Fix: repeat the identity description and use a reference image.
Problem: style drifts across variants.
Fix: lock the style line and do not change lighting or palette.
Problem: output looks inconsistent in a carousel.
Fix: keep the same camera angle and framing; change only the background.
Problem: the model adds random text.
Fix: hard ban it in constraints: no text, no letters, no typography.
Consistency for teams
If multiple people generate assets, consistency breaks quickly. Use these practices:
- One shared prompt template per campaign
- One owner responsible for prompt changes
- A short style guide that includes palette and lighting notes
- A single reference image for the series
This is more effective than long guidelines that no one follows.
What to save after a winning batch
Teams often lose consistency after they finally get a good result because they save only the final image. Save the full package:
- the approved base prompt
- the reference image used for the series
- the final winning outputs in each format
- a note on what variable changed between versions
- one short QA note explaining why the set was approved
That archive is what turns a one-time success into a reusable workflow.
FAQ
Q1: Do I need a long prompt to keep consistency?
A: No.

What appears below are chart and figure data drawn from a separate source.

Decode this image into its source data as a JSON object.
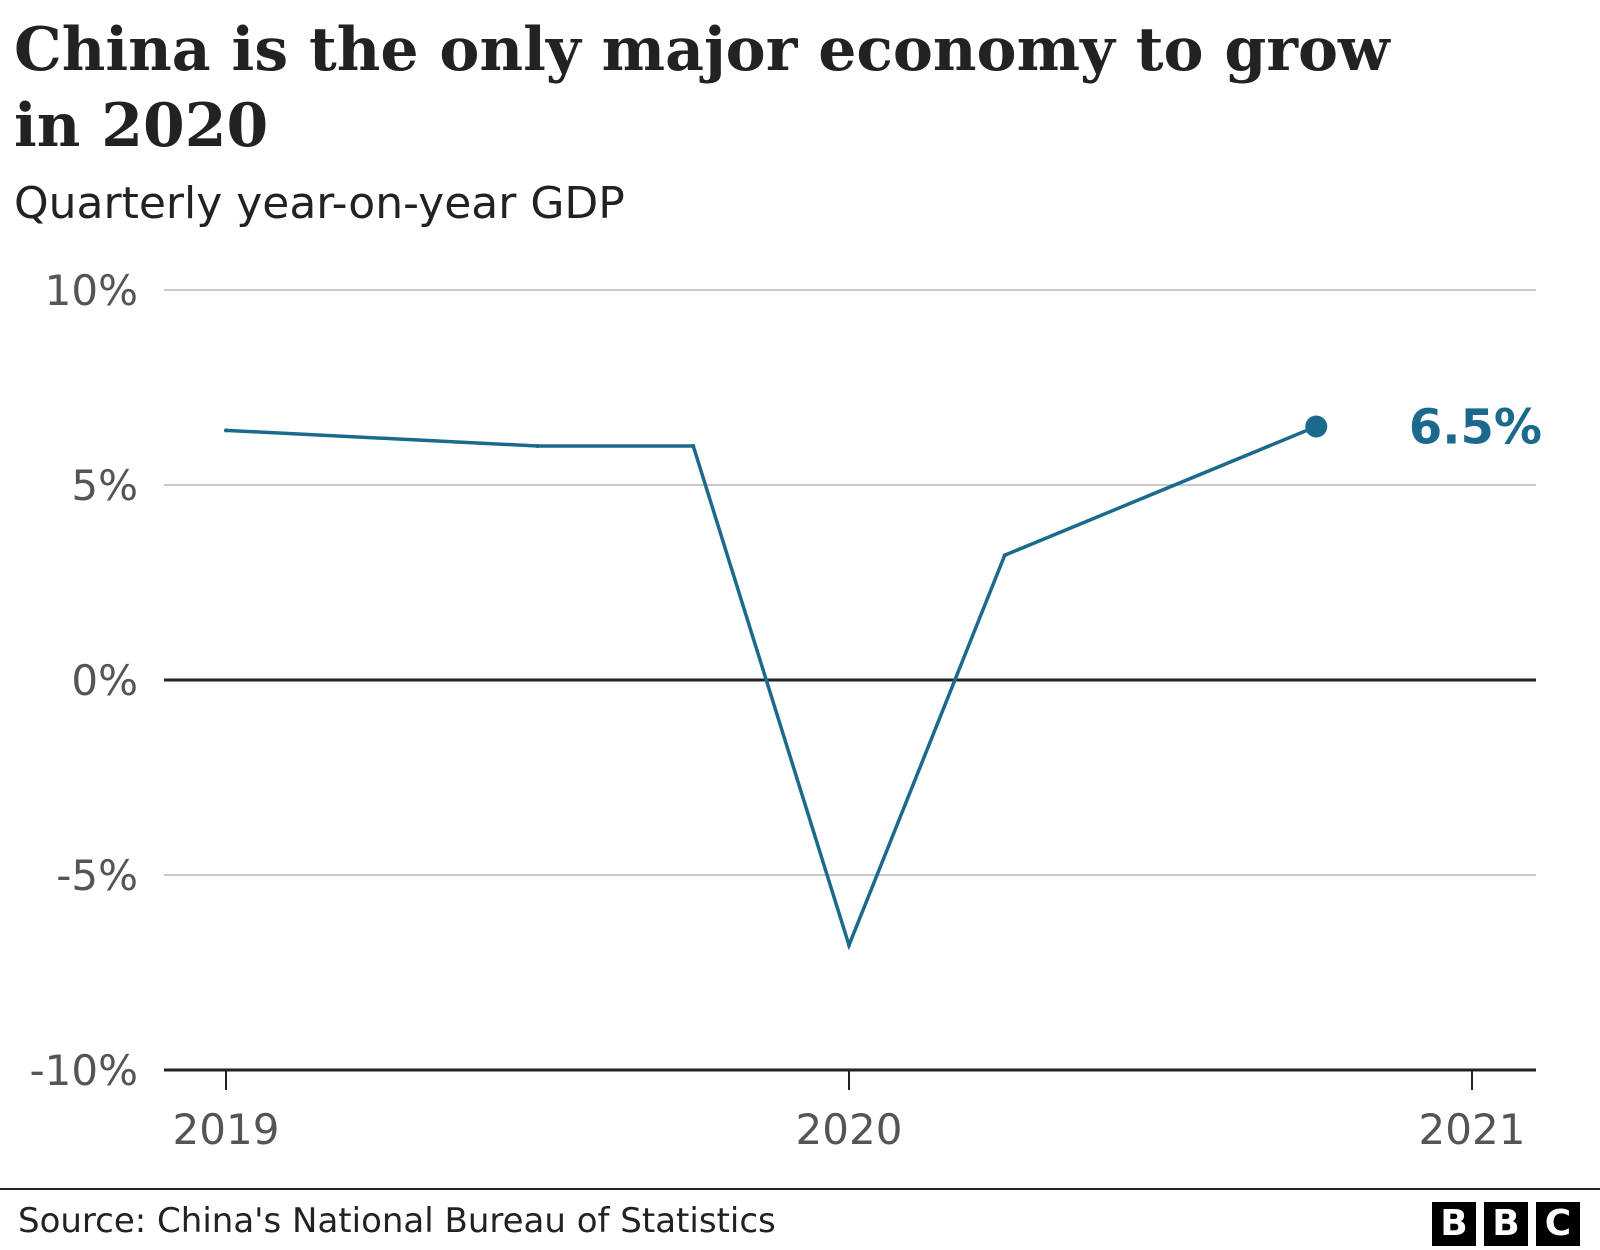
{
  "header": {
    "title": "China is the only major economy to grow in 2020",
    "subtitle": "Quarterly year-on-year GDP"
  },
  "footer": {
    "source": "Source: China's National Bureau of Statistics",
    "logo_letters": [
      "B",
      "B",
      "C"
    ]
  },
  "colors": {
    "series": "#1b6a8d",
    "grid": "#c8c8c8",
    "axis": "#222222",
    "tick_text": "#555555"
  },
  "chart_data": {
    "type": "line",
    "title": "China is the only major economy to grow in 2020",
    "subtitle": "Quarterly year-on-year GDP",
    "xlabel": "",
    "ylabel": "",
    "x_ticks": [
      2019,
      2020,
      2021
    ],
    "xlim": [
      2019,
      2021.2
    ],
    "ylim": [
      -10,
      10
    ],
    "y_ticks": [
      -10,
      -5,
      0,
      5,
      10
    ],
    "y_tick_labels": [
      "-10%",
      "-5%",
      "0%",
      "5%",
      "10%"
    ],
    "grid": true,
    "series": [
      {
        "x": [
          2019.0,
          2019.5,
          2019.75,
          2020.0,
          2020.25,
          2020.75
        ],
        "values": [
          6.4,
          6.0,
          6.0,
          -6.8,
          3.2,
          6.5
        ]
      }
    ],
    "annotation": {
      "text": "6.5%",
      "x": 2020.75,
      "y": 6.5
    }
  }
}
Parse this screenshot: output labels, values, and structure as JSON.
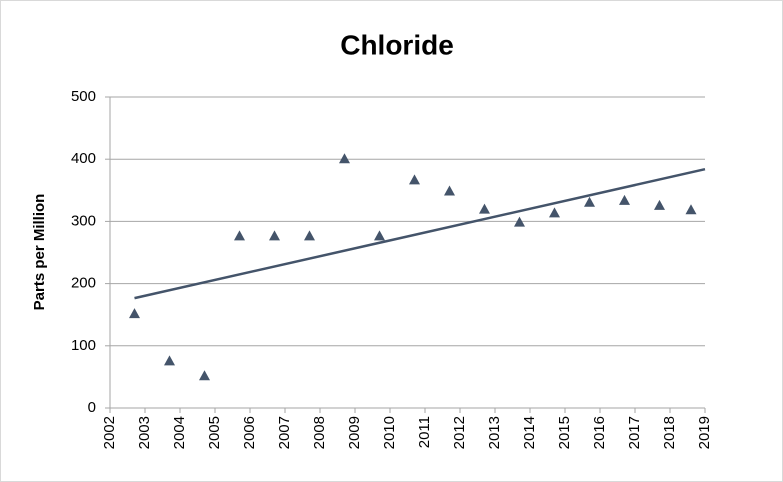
{
  "chart_data": {
    "type": "scatter",
    "title": "Chloride",
    "y_label": "Parts per Million",
    "series": [
      {
        "color": "#44546a",
        "x": [
          2002.7,
          2003.7,
          2004.7,
          2005.7,
          2006.7,
          2007.7,
          2008.7,
          2009.7,
          2010.7,
          2011.7,
          2012.7,
          2013.7,
          2014.7,
          2015.7,
          2016.7,
          2017.7,
          2018.6
        ],
        "values": [
          151,
          75,
          51,
          276,
          276,
          276,
          400,
          276,
          366,
          348,
          319,
          298,
          313,
          330,
          333,
          325,
          318
        ]
      }
    ],
    "trendline": true,
    "xlim": [
      2002,
      2019
    ],
    "xticks": [
      2002,
      2003,
      2004,
      2005,
      2006,
      2007,
      2008,
      2009,
      2010,
      2011,
      2012,
      2013,
      2014,
      2015,
      2016,
      2017,
      2018,
      2019
    ],
    "ylim": [
      0,
      500
    ],
    "yticks": [
      0,
      100,
      200,
      300,
      400,
      500
    ],
    "grid": true
  }
}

You need a structured prompt, not a long one. Consistency comes from stable structure.
Q2: Why does a small change create a big shift?
A: Because the model treats the prompt as a holistic description. Change one variable at a time to isolate effects.
Q3: Should I use the same seed?
A: If the tool supports it, a stable seed can help. But a consistent prompt structure is still the most important factor.
Q4: Where can I find prompt templates?
A: Nano Banana Prompts contains reusable templates for multiple use cases.
Related pages
- Nano Banana Pro
- Nano Bannana Pro Features
- Nano Bannana Pro Workflow
- Nano Bannana Brand Kit
- Nano Bannana for Marketing
- Nanobannana Workflow for Teams
- Nanobannana Asset Library Ops
- Nano Bannana FAQ
Conclusion
Consistency is a process problem, not a magic setting. If you use a stable prompt template, lock the style line, and change one variable at a time, you can produce a series that feels intentional and on-brand.